Suncorp climbed 1.1 per cent after restating its confidence its business insurance policies do not cover pandemics. A test case lodged by the Insurance Council of Australia is currently before the NSW Court of Appeal.

Going down

SkyCity Entertainment sank 4.1 per cent after announcing a major executive reshuffle. The gaming group said CEO Graeme Stephens would retire, along with CFO Rob Hamilton and Chief Marketing Officer Liza McNally. Nine Entertainment eased 1.8 per cent on news CEO Hugh Marks will stand down.

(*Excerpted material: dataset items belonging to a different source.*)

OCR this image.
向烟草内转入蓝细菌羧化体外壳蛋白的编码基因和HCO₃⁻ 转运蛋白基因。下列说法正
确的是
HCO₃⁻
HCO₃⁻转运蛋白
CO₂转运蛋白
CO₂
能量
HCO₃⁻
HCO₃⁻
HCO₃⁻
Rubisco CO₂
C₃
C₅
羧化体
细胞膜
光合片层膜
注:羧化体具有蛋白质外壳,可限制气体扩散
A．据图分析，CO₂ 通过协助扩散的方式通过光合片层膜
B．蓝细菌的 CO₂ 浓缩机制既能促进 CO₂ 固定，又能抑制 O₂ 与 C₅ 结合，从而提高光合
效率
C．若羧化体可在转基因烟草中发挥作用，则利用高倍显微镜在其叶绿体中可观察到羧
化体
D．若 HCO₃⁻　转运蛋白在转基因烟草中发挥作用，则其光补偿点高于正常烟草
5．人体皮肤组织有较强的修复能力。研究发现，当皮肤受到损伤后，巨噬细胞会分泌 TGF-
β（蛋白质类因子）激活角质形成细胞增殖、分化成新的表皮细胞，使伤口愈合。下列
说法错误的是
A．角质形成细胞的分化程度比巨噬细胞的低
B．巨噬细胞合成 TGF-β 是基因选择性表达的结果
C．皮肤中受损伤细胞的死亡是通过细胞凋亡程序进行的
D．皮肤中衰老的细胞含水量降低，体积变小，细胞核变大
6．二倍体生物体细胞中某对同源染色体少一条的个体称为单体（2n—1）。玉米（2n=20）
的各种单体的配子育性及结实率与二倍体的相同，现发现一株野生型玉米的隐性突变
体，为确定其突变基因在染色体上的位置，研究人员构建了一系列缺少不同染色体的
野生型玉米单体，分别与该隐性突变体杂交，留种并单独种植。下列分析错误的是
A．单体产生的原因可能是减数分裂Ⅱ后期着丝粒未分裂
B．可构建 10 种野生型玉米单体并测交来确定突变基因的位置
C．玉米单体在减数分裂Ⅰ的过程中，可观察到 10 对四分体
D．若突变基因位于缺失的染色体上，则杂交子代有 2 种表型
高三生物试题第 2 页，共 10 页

Elders eased 0.6 per cent from its highest level in almost a month despite releasing upbeat full-year figures as the agricultural sector recovered from a long-running drought. Underlying earnings increased by 62 per cent, boosting statutory after-tax profit 80 per cent to $122.9 million.

The tech sector faced mild downward pressure following the Nasdaq’s underperformance last week. Xero dropped 1.3 per cent, Altium 0.7 per cent and WiseTech 0.6 per cent.

Buy now pay later companies mostly retreated after ASIC opted against increasing regulation of the thriving sector. Splitit fell 1.1 per cent, Sezzle 1.4 per cent, Z1P Co 0.5 per cent and Afterpay 0.3 per cent. ASIC said regulatory changes already in train would “provide an opportunity for the industry to address consumer harm” after research showed one in five consumers were missing payments.

AusNet Services slid 2.3 per cent as it traded without its dividend. Toll road operator Transurban dipped 1.2 per cent.

Other markets

A positive morning on Asian markets saw China’s Shanghai Composite advance 0.2 per cent, Hong Kong’s Hang Seng 0.7 per cent and Japan’s Nikkei 1.6 per cent.

Gold rose $9.40 or 0.5 per cent to $US1,895.60 an ounce.

The dollar inched up 0.02 per cent to 72.9 US cents.

What’s hot today and what’s not

Hot today: The gold sector continues to consolidate. A little over a month after Saracen and Northern Star announced a ‘merger of equals’, Dacian Gold (ASX:DCN) and NTM Gold (ASX:NTM) announced a friendly merger. Dacian will offer one share for every 2.7 shares in neighbour NTM. The proposal has the support of NTM’s board and two of its largest shareholders. NTM’s Redcliffe Gold Project will be integrated with Dacian’s Mount Morgan operation. NTM shares jumped 42.1 per cent. Dacian shares dipped 1.4 per cent.

Not today: Shareholders in St George Mining (ASX:SGQ) sniffed at the latest drilling results from the Mt Alexander nickel sulphide project in WA. The most recent hole intersected the right type of rock, but not the massive sulphides the company hoped to strike. Executive Chairman John Prineas said the results had not undermined the company’s confidence in the project’s potential for massive nickel-copper sulphides. The share price sank 18.2 per cent.